BR: How old are you?

AVC: I’m 40.

BR: You’re fucked. You’re right in between.

AVC: [Laughs.] Exactly.

BR: Well good, I’m glad. You know, I live up in the mountains and I don’t know what people say about my work. I don’t read very much about it.

AVC: What kind of creative input did you, Bert Schneider, and Steve Blauner have into the other BBS films?

BR: Let’s put it this way: The first thing was to say, “We have the right to make these pictures. Who should make them?” That’s a giant decision, because after deciding that, and knowing what films the guys wanted to make, our philosophy was basically to let them go make the movie. That’s why we created the company. We didn’t create the company so we could be a studio, and then tell everyone how they should make their movies. In fact, I think in some of the contracts it said I was not allowed to visit the set of any movie we made. And that the directors were not allowed to ask me, unless they were suffering from some major crisis and desperately needed some input. And I never did. And neither did Bert. We didn’t go to the sets. I never went to dailies. I’d go for the first couple of days just to make sure everyone knew what they were doing, and after that I didn’t want to see the picture in pieces. But I wanted to know who the director was rather badly. All that I could know about them, before I chose them. So if they had made short films in high school, I wanted to see them. If they had written essays, I wanted to read them. And then just instinctually say, “Okay, this is the right guy to be privileged to make a movie unencumbered by interference.”

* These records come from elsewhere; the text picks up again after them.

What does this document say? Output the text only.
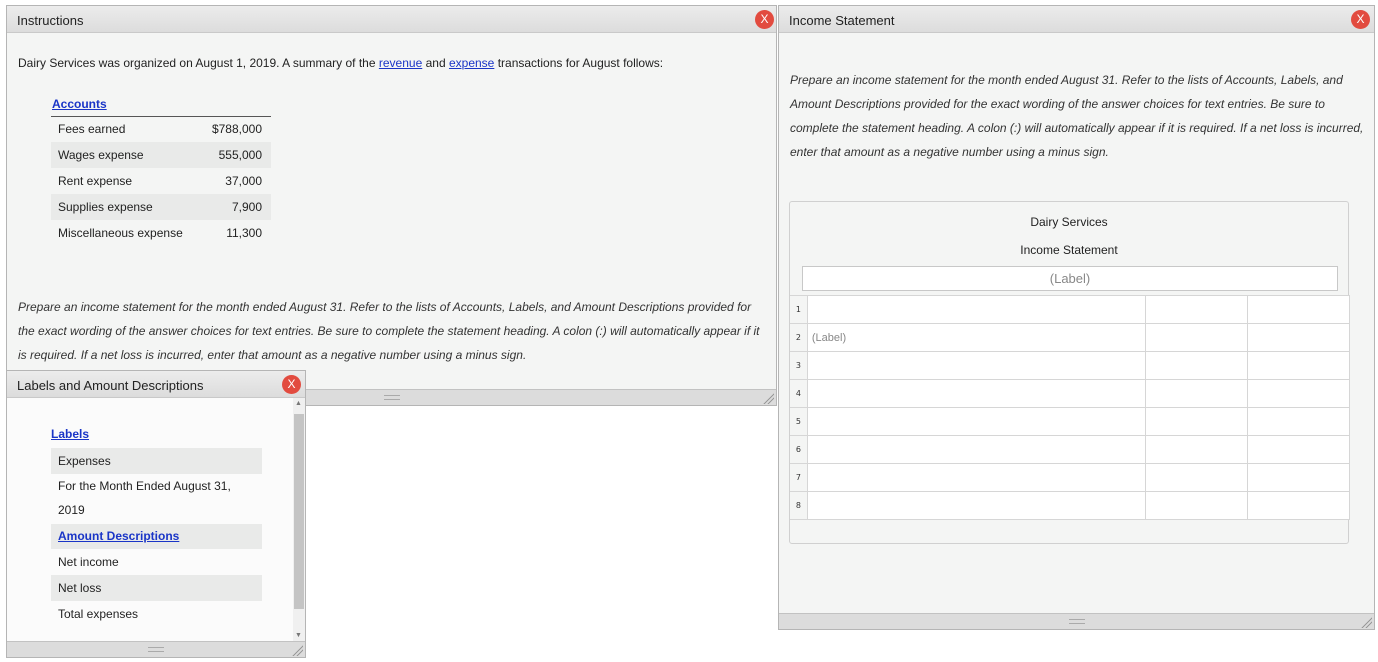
Instructions	X
Dairy Services was organized on August 1, 2019. A summary of the revenue and expense transactions for August follows:
Accounts
Fees earned	$788,000
Wages expense	555,000
Rent expense	37,000
Supplies expense	7,900
Miscellaneous expense	11,300
Prepare an income statement for the month ended August 31. Refer to the lists of Accounts, Labels, and Amount Descriptions provided for
the exact wording of the answer choices for text entries. Be sure to complete the statement heading. A colon (:) will automatically appear if it
is required. If a net loss is incurred, enter that amount as a negative number using a minus sign.
Income Statement	X
Prepare an income statement for the month ended August 31. Refer to the lists of Accounts, Labels, and
Amount Descriptions provided for the exact wording of the answer choices for text entries. Be sure to
complete the statement heading. A colon (:) will automatically appear if it is required. If a net loss is incurred,
enter that amount as a negative number using a minus sign.
Dairy Services
Income Statement
(Label)
1			
2	(Label)		
3			
4			
5			
6			
7			
8			
Labels and Amount Descriptions	X
Labels
Expenses
For the Month Ended August 31,
2019
Amount Descriptions
Net income
Net loss
Total expenses
▲
▼
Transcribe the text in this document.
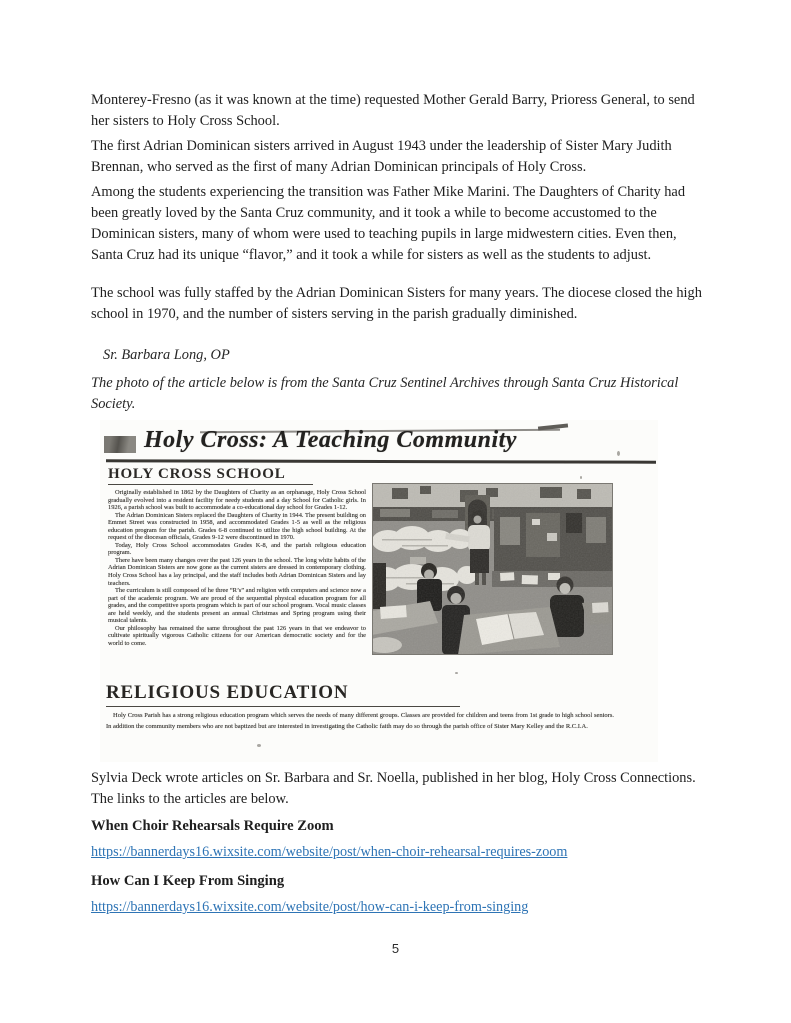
Monterey-Fresno (as it was known at the time) requested Mother Gerald Barry, Prioress General, to send her sisters to Holy Cross School.
The first Adrian Dominican sisters arrived in August 1943 under the leadership of Sister Mary Judith Brennan, who served as the first of many Adrian Dominican principals of Holy Cross.
Among the students experiencing the transition was Father Mike Marini. The Daughters of Charity had been greatly loved by the Santa Cruz community, and it took a while to become accustomed to the Dominican sisters, many of whom were used to teaching pupils in large midwestern cities. Even then, Santa Cruz had its unique “flavor,” and it took a while for sisters as well as the students to adjust.
The school was fully staffed by the Adrian Dominican Sisters for many years. The diocese closed the high school in 1970, and the number of sisters serving in the parish gradually diminished.
Sr. Barbara Long, OP
The photo of the article below is from the Santa Cruz Sentinel Archives through Santa Cruz Historical Society.
Holy Cross: A Teaching Community
HOLY CROSS SCHOOL

Originally established in 1862 by the Daughters of Charity as an orphanage, Holy Cross School gradually evolved into a resident facility for needy students and a day School for Catholic girls. In 1926, a parish school was built to accommodate a co-educational day school for Grades 1-12.

The Adrian Dominican Sisters replaced the Daughters of Charity in 1944. The present building on Emmet Street was constructed in 1958, and accommodated Grades 1-5 as well as the religious education program for the parish. Grades 6-8 continued to utilize the high school building. At the request of the diocesan officials, Grades 9-12 were discontinued in 1970.

Today, Holy Cross School accommodates Grades K-8, and the parish religious education program.

There have been many changes over the past 126 years in the school. The long white habits of the Adrian Dominican Sisters are now gone as the current sisters are dressed in contemporary clothing. Holy Cross School has a lay principal, and the staff includes both Adrian Dominican Sisters and lay teachers.

The curriculum is still composed of he three “R’s” and religion with computers and science now a part of the academic program. We are proud of the sequential physical education program for all grades, and the competitive sports program which is part of our school program. Vocal music classes are held weekly, and the students present an annual Christmas and Spring program using their musical talents.

Our philosophy has remained the same throughout the past 126 years in that we endeavor to cultivate spiritually vigorous Catholic citizens for our American democratic society and for the world to come.

RELIGIOUS EDUCATION
Holy Cross Parish has a strong religious education program which serves the needs of many different groups. Classes are provided for children and teens from 1st grade to high school seniors. In addition the community members who are not baptized but are interested in investigating the Catholic faith may do so through the parish office of Sister Mary Kelley and the R.C.I.A.
Sylvia Deck wrote articles on Sr. Barbara and Sr. Noella, published in her blog, Holy Cross Connections. The links to the articles are below.
When Choir Rehearsals Require Zoom
https://bannerdays16.wixsite.com/website/post/when-choir-rehearsal-requires-zoom
How Can I Keep From Singing
https://bannerdays16.wixsite.com/website/post/how-can-i-keep-from-singing
5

AVC: Do you wish BBS had lasted longer?

BR: Oh God, no. We sat down one day and said, “That’s enough.” Bert went on to make one or two more movies, but his life was committed to politics. He was much more interested in politics of a very hard sort, but you can find all about that on your own. And I really just wanted to direct movies. It was an extremely amiable finish. Nobody protested it. We all agreed to quite while we were ahead.
Now I would like to say one thing to you. You haven’t asked, “How do you feel about a box set coming out?”

AVC: That’s a good question. How do you feel about a box set coming out?

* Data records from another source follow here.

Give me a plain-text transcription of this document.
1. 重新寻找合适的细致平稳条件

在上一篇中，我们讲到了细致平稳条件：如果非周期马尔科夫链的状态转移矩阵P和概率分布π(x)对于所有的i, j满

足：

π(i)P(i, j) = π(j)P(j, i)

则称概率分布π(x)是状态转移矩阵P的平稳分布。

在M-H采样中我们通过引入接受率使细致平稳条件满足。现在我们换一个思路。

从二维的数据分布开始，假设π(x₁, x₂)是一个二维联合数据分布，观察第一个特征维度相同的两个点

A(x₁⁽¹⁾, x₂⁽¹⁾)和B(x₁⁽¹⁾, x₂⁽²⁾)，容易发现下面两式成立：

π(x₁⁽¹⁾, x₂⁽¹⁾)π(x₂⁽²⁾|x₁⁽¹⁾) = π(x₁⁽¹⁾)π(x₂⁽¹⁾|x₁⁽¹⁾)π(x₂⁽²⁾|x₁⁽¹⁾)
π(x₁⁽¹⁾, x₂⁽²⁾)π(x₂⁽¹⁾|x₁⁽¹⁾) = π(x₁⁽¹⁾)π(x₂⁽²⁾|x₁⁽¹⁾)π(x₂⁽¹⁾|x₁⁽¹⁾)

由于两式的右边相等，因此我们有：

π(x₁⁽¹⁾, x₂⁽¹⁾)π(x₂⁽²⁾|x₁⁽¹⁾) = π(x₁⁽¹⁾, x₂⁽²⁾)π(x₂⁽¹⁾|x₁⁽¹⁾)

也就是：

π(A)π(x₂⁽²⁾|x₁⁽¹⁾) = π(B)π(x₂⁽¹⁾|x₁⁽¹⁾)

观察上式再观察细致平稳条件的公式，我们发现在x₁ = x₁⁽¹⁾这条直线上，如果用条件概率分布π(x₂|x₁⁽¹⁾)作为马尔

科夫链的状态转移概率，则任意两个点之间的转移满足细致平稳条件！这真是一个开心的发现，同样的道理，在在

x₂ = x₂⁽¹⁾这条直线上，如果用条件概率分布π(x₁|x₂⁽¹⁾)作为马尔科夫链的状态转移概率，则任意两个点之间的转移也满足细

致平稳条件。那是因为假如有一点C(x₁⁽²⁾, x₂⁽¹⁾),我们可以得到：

BR: I’m really gratified. It was always a bit of a fantasy that someday the work we did at BBS would be available in a box set so people could have some sense of what we did as a collective, and what the prevalent spirit of BBS was in the movies we made. We were not ever written about, and we hardly have been, so this would be the testimony for what we did.
Why did I do this, truthfully? I have two young boys. We live kind of up in the mountains. The kids go to public school, and we have dinner with my younger wife, Gabrielle, every night, and one kid lights the candles and they all help make the meal. They love cooking. During the winter, we have a big fire, and we eat by the fire, and the only thing that we are forbidden to talk about is movies. Because they are not going to understand it, and I don’t really want them to think of me as an “ex-celebrity,” if you will. They haven’t got a clue what I did. They’ve never seen a movie I’ve made.
So I thought, “You know, I’ll do this just once.” And that was at the invite of Criterion. And then I’ll never have to tell them. All the movies I made in the beginning will be there for them to see. And there’s lots of interviews about me, and interviews with me, and little booklets. Now I rather doubt that any of it is the truth, mind you, but nonetheless it will be something they can put up on their shelf and say, “Oh, this is what the fucker did. I’ll be damned.”